In what's described as the first thorough study to track natural forest expansion, researchers have found that an area larger than mainland France has regenerated since the year 2000. While deforestation continues to pose a grave threat to the world's biodiversity, the study does emphasize the potential of natural regeneration to help tackle the problem, which offers a number of benefits over active replantation strategies.
The research was published by Trillion Trees (a collaboration between the World Wildlife Fund, BirdLife International and the Wildlife Conservation Society) and focuses on natural forest regeneration, where these ecosystems are either left to recover on their own or given a little nudge along the way.

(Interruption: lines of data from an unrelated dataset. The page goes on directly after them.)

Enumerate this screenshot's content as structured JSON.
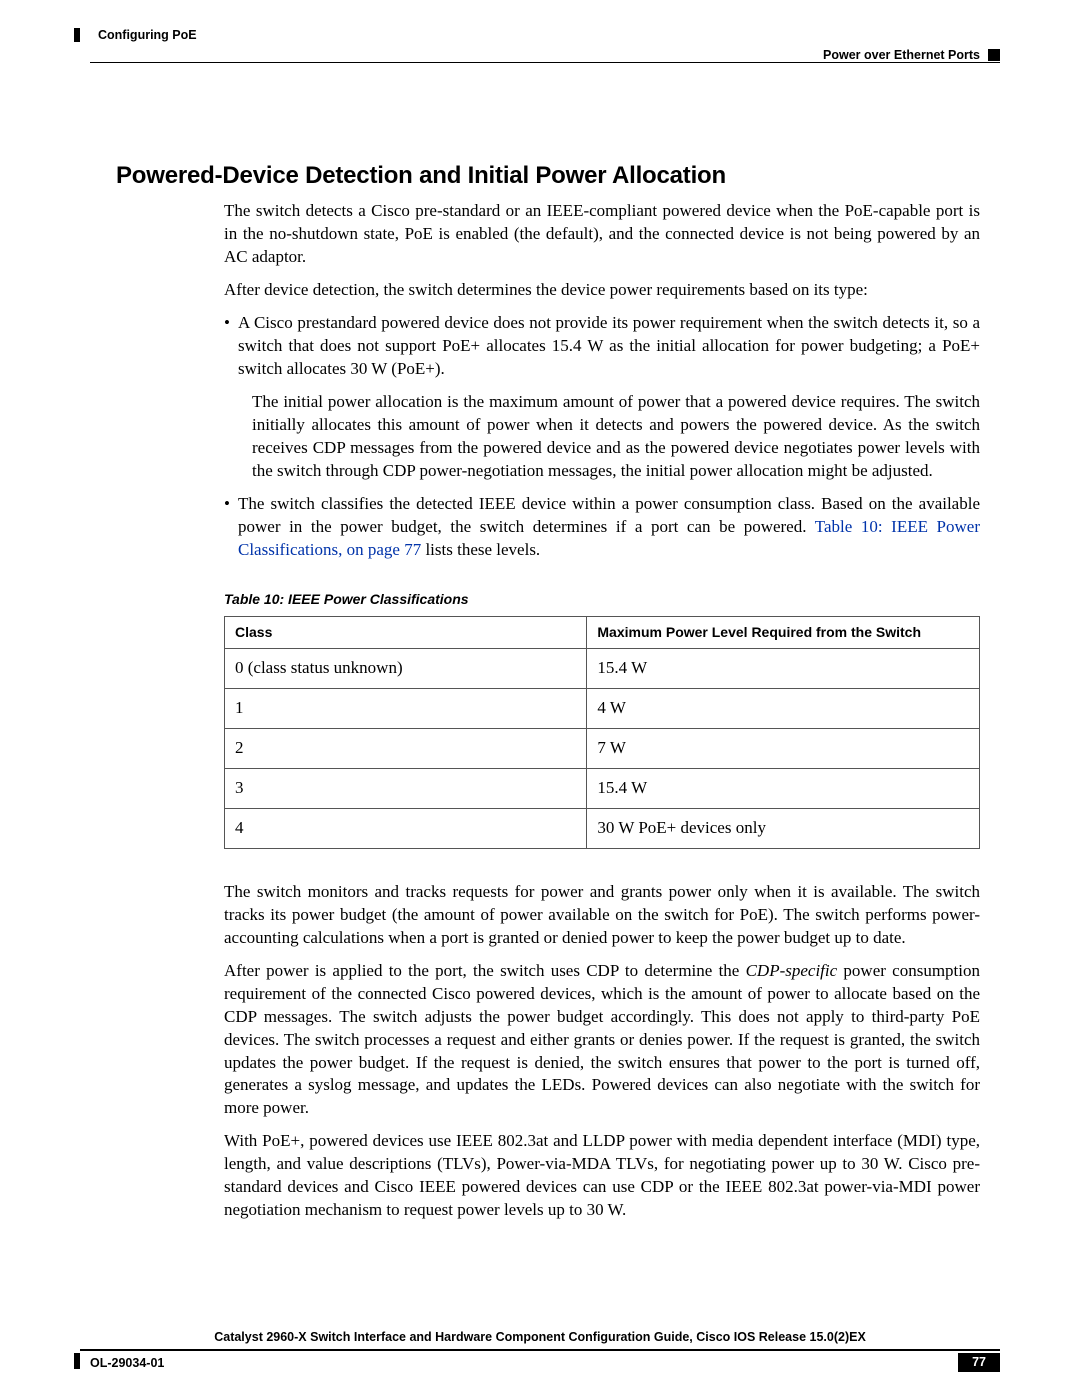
{
  "header": {
    "left": "Configuring PoE",
    "right": "Power over Ethernet Ports"
  },
  "section": {
    "title": "Powered-Device Detection and Initial Power Allocation",
    "p1": "The switch detects a Cisco pre-standard or an IEEE-compliant powered device when the PoE-capable port is in the no-shutdown state, PoE is enabled (the default), and the connected device is not being powered by an AC adaptor.",
    "p2": "After device detection, the switch determines the device power requirements based on its type:",
    "bullets": [
      {
        "text": "A Cisco prestandard powered device does not provide its power requirement when the switch detects it, so a switch that does not support PoE+ allocates 15.4 W as the initial allocation for power budgeting; a PoE+ switch allocates 30 W (PoE+).",
        "sub": "The initial power allocation is the maximum amount of power that a powered device requires. The switch initially allocates this amount of power when it detects and powers the powered device. As the switch receives CDP messages from the powered device and as the powered device negotiates power levels with the switch through CDP power-negotiation messages, the initial power allocation might be adjusted."
      },
      {
        "text_pre": "The switch classifies the detected IEEE device within a power consumption class. Based on the available power in the power budget, the switch determines if a port can be powered. ",
        "link": "Table 10: IEEE Power Classifications,  on page 77",
        "text_post": " lists these levels."
      }
    ],
    "table_title": "Table 10: IEEE Power Classifications",
    "table": {
      "headers": [
        "Class",
        "Maximum Power Level Required from the Switch"
      ],
      "rows": [
        [
          "0 (class status unknown)",
          "15.4 W"
        ],
        [
          "1",
          "4 W"
        ],
        [
          "2",
          "7 W"
        ],
        [
          "3",
          "15.4 W"
        ],
        [
          "4",
          "30 W PoE+ devices only"
        ]
      ]
    },
    "p3": "The switch monitors and tracks requests for power and grants power only when it is available. The switch tracks its power budget (the amount of power available on the switch for PoE). The switch performs power-accounting calculations when a port is granted or denied power to keep the power budget up to date.",
    "p4_pre": "After power is applied to the port, the switch uses CDP to determine the ",
    "p4_italic": "CDP-specific",
    "p4_post": " power consumption requirement of the connected Cisco powered devices, which is the amount of power to allocate based on the CDP messages. The switch adjusts the power budget accordingly. This does not apply to third-party PoE devices. The switch processes a request and either grants or denies power. If the request is granted, the switch updates the power budget. If the request is denied, the switch ensures that power to the port is turned off, generates a syslog message, and updates the LEDs. Powered devices can also negotiate with the switch for more power.",
    "p5": "With PoE+, powered devices use IEEE 802.3at and LLDP power with media dependent interface (MDI) type, length, and value descriptions (TLVs), Power-via-MDA TLVs, for negotiating power up to 30 W. Cisco pre-standard devices and Cisco IEEE powered devices can use CDP or the IEEE 802.3at power-via-MDI power negotiation mechanism to request power levels up to 30 W."
  },
  "footer": {
    "title": "Catalyst 2960-X Switch Interface and Hardware Component Configuration Guide, Cisco IOS Release 15.0(2)EX",
    "left": "OL-29034-01",
    "page": "77"
  }
}
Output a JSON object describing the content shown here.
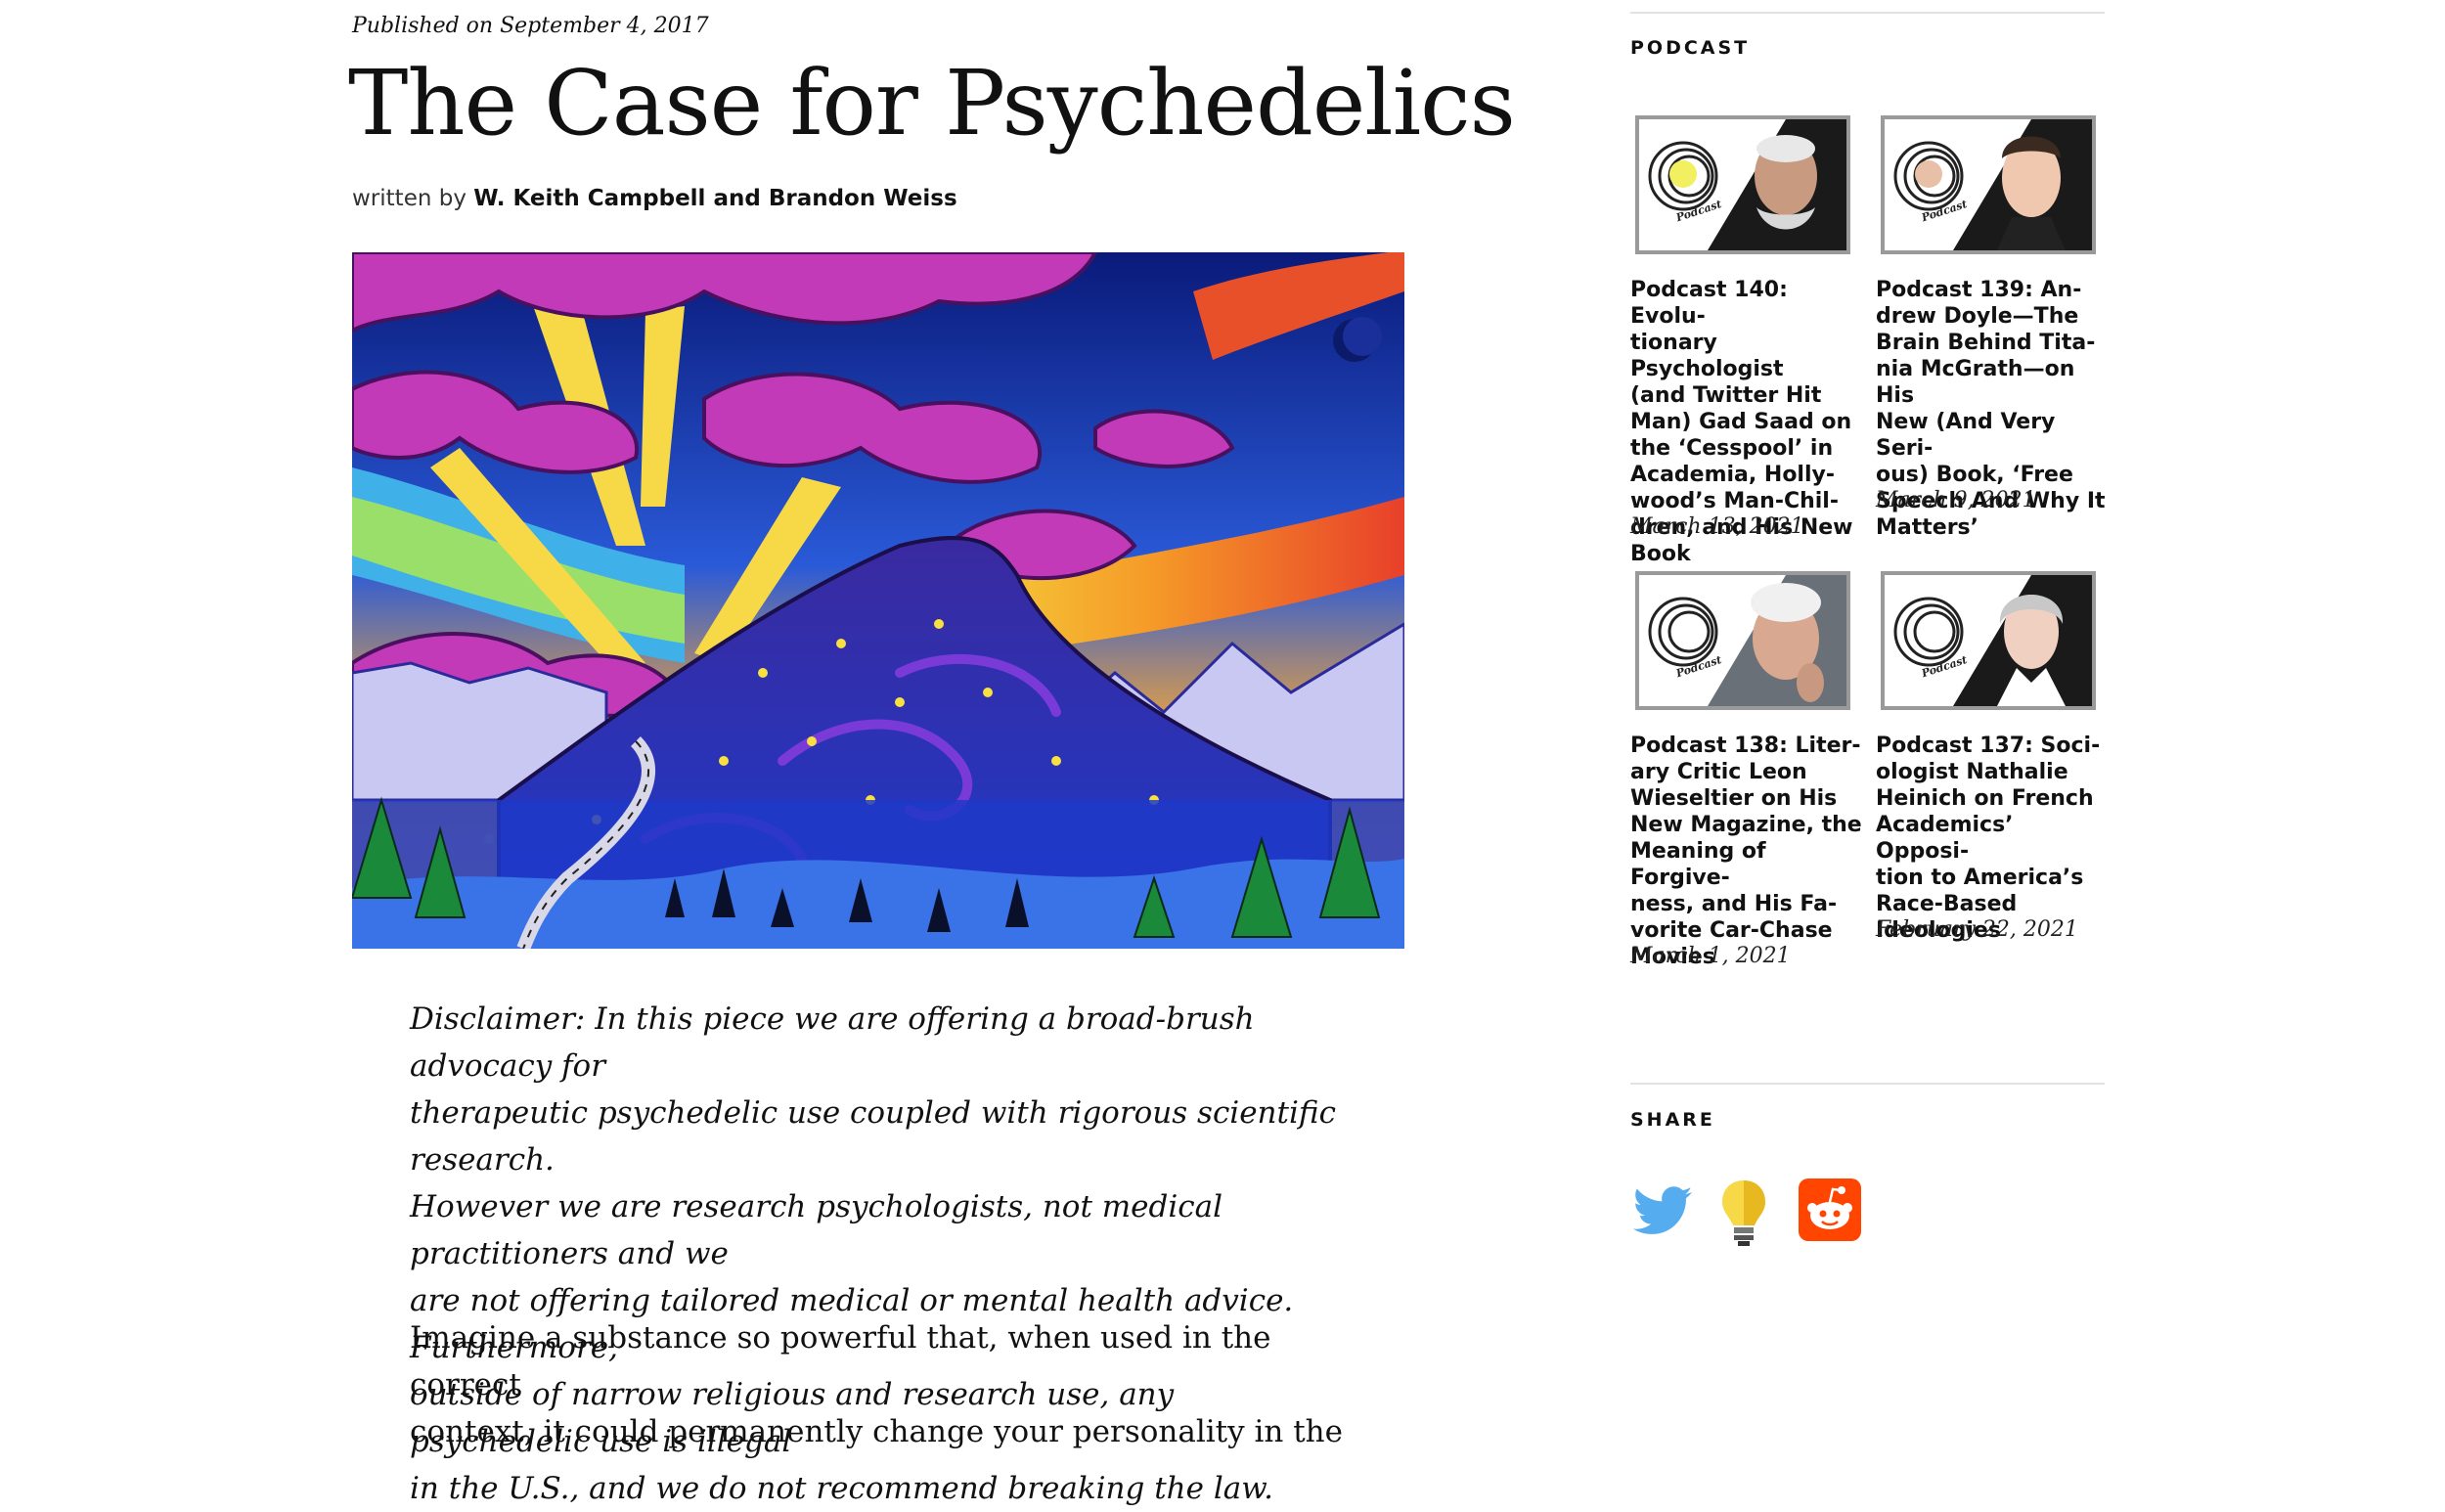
{
  "article": {
    "published": "Published on September 4, 2017",
    "title": "The Case for Psychedelics",
    "written_by": "written by",
    "authors": "W. Keith Campbell and Brandon Weiss",
    "disclaimer_lines": [
      "Disclaimer: In this piece we are offering a broad-brush advocacy for",
      "therapeutic psychedelic use coupled with rigorous scientific research.",
      "However we are research psychologists, not medical practitioners and we",
      "are not offering tailored medical or mental health advice. Furthermore,",
      "outside of narrow religious and research use, any psychedelic use is illegal",
      "in the U.S., and we do not recommend breaking the law."
    ],
    "intro_lines": [
      "Imagine a substance so powerful that, when used in the correct",
      "context, it could permanently change your personality in the"
    ]
  },
  "sidebar": {
    "podcast_heading": "PODCAST",
    "podcasts": [
      {
        "title_lines": [
          "Podcast 140: Evolu-",
          "tionary Psychologist",
          "(and Twitter Hit",
          "Man) Gad Saad on",
          "the ‘Cesspool’ in",
          "Academia, Holly-",
          "wood’s Man-Chil-",
          "dren, and His New",
          "Book"
        ],
        "date": "March 13, 2021"
      },
      {
        "title_lines": [
          "Podcast 139: An-",
          "drew Doyle—The",
          "Brain Behind Tita-",
          "nia McGrath—on His",
          "New (And Very Seri-",
          "ous) Book, ‘Free",
          "Speech And Why It",
          "Matters’"
        ],
        "date": "March 9, 2021"
      },
      {
        "title_lines": [
          "Podcast 138: Liter-",
          "ary Critic Leon",
          "Wieseltier on His",
          "New Magazine, the",
          "Meaning of Forgive-",
          "ness, and His Fa-",
          "vorite Car-Chase",
          "Movies"
        ],
        "date": "March 1, 2021"
      },
      {
        "title_lines": [
          "Podcast 137: Soci-",
          "ologist Nathalie",
          "Heinich on French",
          "Academics’ Opposi-",
          "tion to America’s",
          "Race-Based",
          "Ideologies"
        ],
        "date": "February 22, 2021"
      }
    ],
    "podcast_badge": "Podcast",
    "share_heading": "SHARE",
    "share_icons": [
      "twitter-icon",
      "lightbulb-icon",
      "reddit-icon"
    ]
  },
  "colors": {
    "twitter": "#55acee",
    "reddit": "#ff4500",
    "bulb": "#f7d948"
  }
}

This can include active restoration and planting of trees in areas where land is degraded, but also more passive techniques such as clearing away invasive vegetation, adding fencing, or simply doing nothing at all. Compared to large-scale active planting, natural regeneration is up to 76 percent cheaper, promotes higher biodiversity of plants and animal species and offers advantages for pollination, water and the health of the soil.
The new analysis draws on 30 years of satellite data and surveys from experts on the ground, to gauge how much of an impact natural regeneration has had on the world's forest coverage since 2000. This culminated in a map developed through a "rigorous scientific approach," illustrating how much has been regrown and where hotspots lie across the globe.
This revealed that nearly 59 million hectares of forest have regrown since 2000, enough to store the equivalent of 5.9 gigatons of CO2, which is more than the annual emissions of the US. Brazil's Atlantic Forest is one example of a hotspot, where 4.2 million hectares have regrown, or an area around the size of the Netherlands. In Mongolia's boreal forests, meanwhile, 1.2 million hectares have regrown.
While these findings around naturally regenerating forests is undoubtedly a good thing, deforestation continues at an alarming rate and it will take a lot of work to arrest the slide. According to the UN, 420 million hectares of global forest were lost between 1990 and 2020. The annual rate of deforestation is slowing, however, at an estimated 10 million hectares a year between 2015 and 2020, down from 16 million hectares per year in the 1990s.
The hope is that this new map can act as a tool for conservationists and policy makers to leverage the ability of natural habitats to recover when allowed to do so, and promote these processes in other locations on larger and larger scales.
“Even though this is an exploratory effort, it still highlights the potential that enabling and consolidating regeneration has for mitigating climate change and securing its biodiversity benefits,” said Naikoa Aguilar-Amuchastegui, senior director of forest carbon science at WWF and data analysis team lead. “However, this remains difficult to map and a lot of additional work lies ahead.”